Larry: 1 Lymphoma: 0

larrymull
larrymull Member Posts: 1
So far so good! I'm about 3 months off of the last of my treatments and I feel great! My energy level isn't quite as enthusiastic, but I'm hoping it gets back there. It has improved quite a bit in the past two months. I used to walk 1 mile at a 20 min/mile pace and be tired. Now I can do 3 at almost a 15 minute pace!

So what's my deal? Diagnosed with NHL stage II large cell aggressive in June 2003. I got the quadruple whammy of treatments - surgery to remove 7 cm of small bowel (call it the tumor tube if you like!)) - six rounds of CHOP - six rounds of Rituxan - 17 doses of IMRT (radiation). And as I said, so far, so good. CT scans are my future now. I'm sure my ins co is pleased! Hey - if I had a choice! ;-)

So now I'm back to work nearly full time. I'm getting back into the exercise routine. Time to drop those prednisone pounds! Remember that nasty taste from the first dose of chemo?! Ugh! And then you take that prednisone (why can't they make those things in coated form?!?!?! I was so close to dipping them in chocolate! At least I could swallow them w/o that awful bitter taste!), it just says "hey dude, the fridge, I think we need to go visit it!" You respond "but I just ate" and it says "yeah, so what - get up and get some more vanilla ice cream!" Whew! The ice cream was wonderful! It tasted great, plus it was liquid. I don't know about you guys, but I had a hard time putting down liquids....and I needed them - lots.

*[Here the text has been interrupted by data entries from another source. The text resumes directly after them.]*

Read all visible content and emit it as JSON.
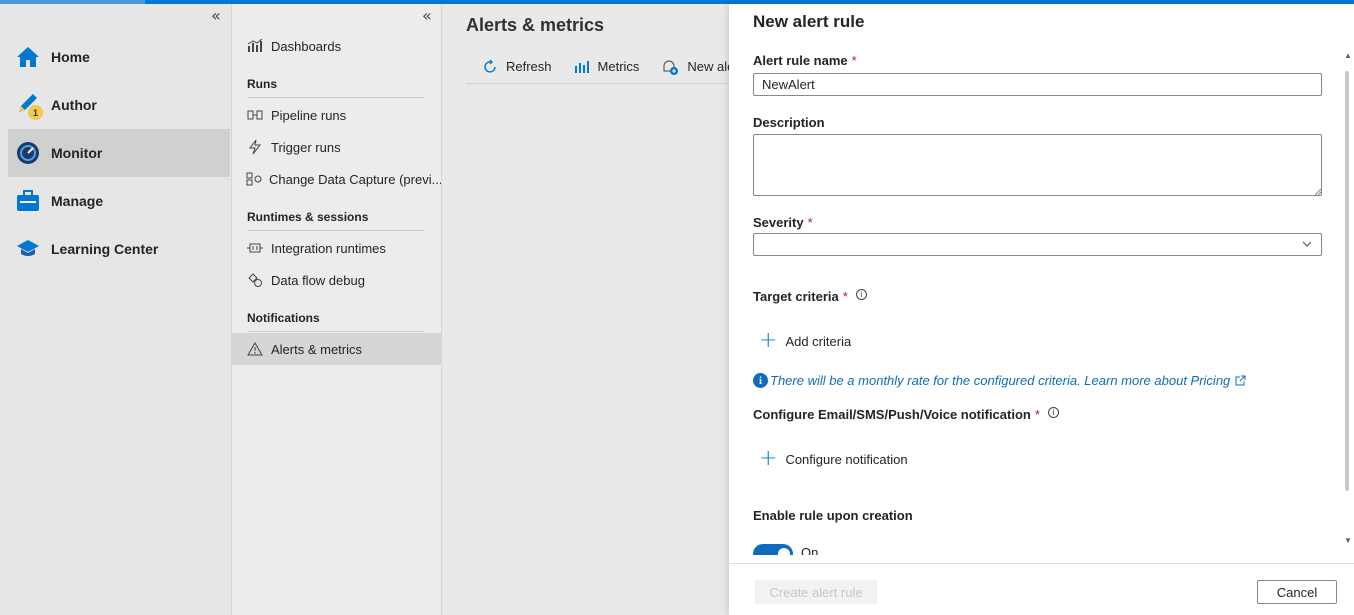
{
  "leftnav": {
    "collapse_glyph": "«",
    "items": [
      {
        "label": "Home",
        "icon": "home-icon"
      },
      {
        "label": "Author",
        "icon": "pencil-icon",
        "badge": "1"
      },
      {
        "label": "Monitor",
        "icon": "monitor-gauge-icon",
        "active": true
      },
      {
        "label": "Manage",
        "icon": "toolbox-icon"
      },
      {
        "label": "Learning Center",
        "icon": "graduation-cap-icon"
      }
    ]
  },
  "subnav": {
    "collapse_glyph": "«",
    "dashboards": "Dashboards",
    "sections": {
      "runs": "Runs",
      "runtimes": "Runtimes & sessions",
      "notifications": "Notifications"
    },
    "items": {
      "pipeline_runs": "Pipeline runs",
      "trigger_runs": "Trigger runs",
      "change_data_capture": "Change Data Capture (previ...",
      "integration_runtimes": "Integration runtimes",
      "data_flow_debug": "Data flow debug",
      "alerts_metrics": "Alerts & metrics"
    }
  },
  "main": {
    "title": "Alerts & metrics",
    "toolbar": {
      "refresh": "Refresh",
      "metrics": "Metrics",
      "new_alert": "New ale"
    }
  },
  "panel": {
    "title": "New alert rule",
    "alert_rule_name_label": "Alert rule name",
    "alert_rule_name_value": "NewAlert",
    "required_marker": "*",
    "description_label": "Description",
    "description_value": "",
    "severity_label": "Severity",
    "severity_value": "",
    "target_criteria_label": "Target criteria",
    "add_criteria": "Add criteria",
    "pricing_info": "There will be a monthly rate for the configured criteria. Learn more about Pricing",
    "configure_notification_label": "Configure Email/SMS/Push/Voice notification",
    "configure_notification": "Configure notification",
    "enable_rule_label": "Enable rule upon creation",
    "toggle_state": "On",
    "create_button": "Create alert rule",
    "cancel_button": "Cancel"
  },
  "colors": {
    "accent": "#0078d4",
    "link": "#0f6cbd",
    "required": "#a4262c",
    "active_nav": "#d0d0d0"
  }
}
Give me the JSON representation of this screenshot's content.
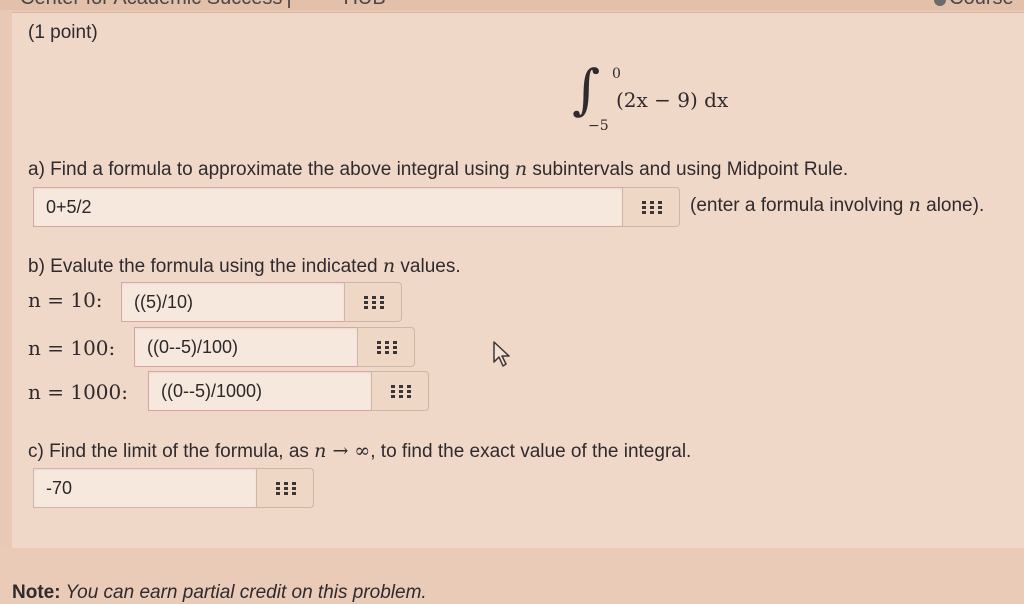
{
  "header": {
    "site_text": "Center for Academic Success",
    "nav_text": "HUB",
    "course_text": "Course"
  },
  "problem": {
    "points": "(1 point)",
    "integral": {
      "upper": "0",
      "lower": "−5",
      "integrand": "(2x − 9) dx"
    }
  },
  "part_a": {
    "question_pre": "a) Find a formula to approximate the above integral using ",
    "question_var": "n",
    "question_post": " subintervals and using Midpoint Rule.",
    "answer": "0+5/2",
    "hint_pre": "(enter a formula involving ",
    "hint_var": "n",
    "hint_post": " alone)."
  },
  "part_b": {
    "question_pre": "b) Evalute the formula using the indicated ",
    "question_var": "n",
    "question_post": " values.",
    "rows": [
      {
        "label": "n = 10:",
        "answer": "((5)/10)"
      },
      {
        "label": "n = 100:",
        "answer": "((0--5)/100)"
      },
      {
        "label": "n = 1000:",
        "answer": "((0--5)/1000)"
      }
    ]
  },
  "part_c": {
    "question_pre": "c) Find the limit of the formula, as ",
    "question_math": "n → ∞",
    "question_post": ", to find the exact value of the integral.",
    "answer": "-70"
  },
  "note": {
    "label": "Note:",
    "text": " You can earn partial credit on this problem."
  },
  "icons": [
    "grid-palette-icon",
    "cursor-arrow-icon",
    "gear-icon"
  ]
}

A big part of keeping my sanity was being able to laugh. We all know the saying that "laughter is the best medicine." Well, it's also about the cheapest too! No insurance required! It's being goofy like that, that really made me forget about the pain for a while. Then I started thinking - how can I spread this around? What can I do to make a difference? If I can just make people forget about cancer for a bit, to laugh and joke and smile - what a wonderful escape. There are just so many benefits to it all. Since I couldn't do any benefit runs or charity pledge bike rides at the time....and I've done several every year...I had to think up something unique. The result is gotCancer.org. I started a store of sorts that caters directly to the cancer community. Hats, shirts, musgs and more - all aimed right at patients, survivors, supporters and even the caregivers! The idea - "lauging in cancer's face." We laugh at it, we make fun of it and we'd even kick it in the teeth if we could! But most of all, we are helping to bring a smile to cancer patients. Just a little escape from it all. And since cancer sucks and no one deserves to be diagnosed with it, we're gonna send our profits back to cancer research and support organizations - every stinkin little penny!

Please stop by the site - www.gotcancer.org - let me know what you think. It'll continue to grow every day. Hopefully, my little effort here will help make a difference for at least one person out there!

And for those still fighting NHL - hang in there!
Larry
www.gotcancer.org

Comments

  • debinniagara
    debinniagara Member Posts: 4
    I am very happy for you that all is turning out well for you. It is so good to hear a positive person. I have only heard negative. I am new to this network just signed on yesterday. I am the Message below yours (the one about the Idiotype Vaccine). I am waiting to go into a study. I have Level 4 mixed cell Lymphoma with bone marrow involvement. No treatment yet, in the watch and wait period, which is really tough mentally. I was diagnosed Nov 2002. But the doctor says it's just about time for Chemo and I am apprehensive. Your story was uplifting.
    Take care & God bless you.
    Debbie
  • garyn46
    garyn46 Member Posts: 1
    larry. you sound great. had same as u. clean for 1.5 year. narmal again.gary
  • Dancerlolly
    Dancerlolly Member Posts: 1
    Larry,
    Your message was encouraging. I am only 36 years old with 2 little boys, and just was told today I have the same thing and stage as you. All of this happened in just 1-1/2 weeks. So, quite SHOCKING! Everything is happening so fast. I have to go in tomorrow and start chemo and a bone marrow test right away. I, of course, have went through the feeling of dying, but I'm trying to stay positive through my faith.

    I have always been healthy, and the kind of person who can't walk into a hospital or have a needle touch me without wanting to faint. So, my biggest fear has happened. I am really frightened of the treatment tomorrow and the waiting to see what affects it will have on my, or my kidney, etc. It is so hard, not to let you mind think you are going to be one one with the low odds of the some terrible reaction, like your kidney, etc.

    I am glad I got onto this site, and decided to look and read. Thank you for your inspiring message and great sense of humor.

    Oh, so far my tumor is all across my chest, haven't got the full body scan results yet.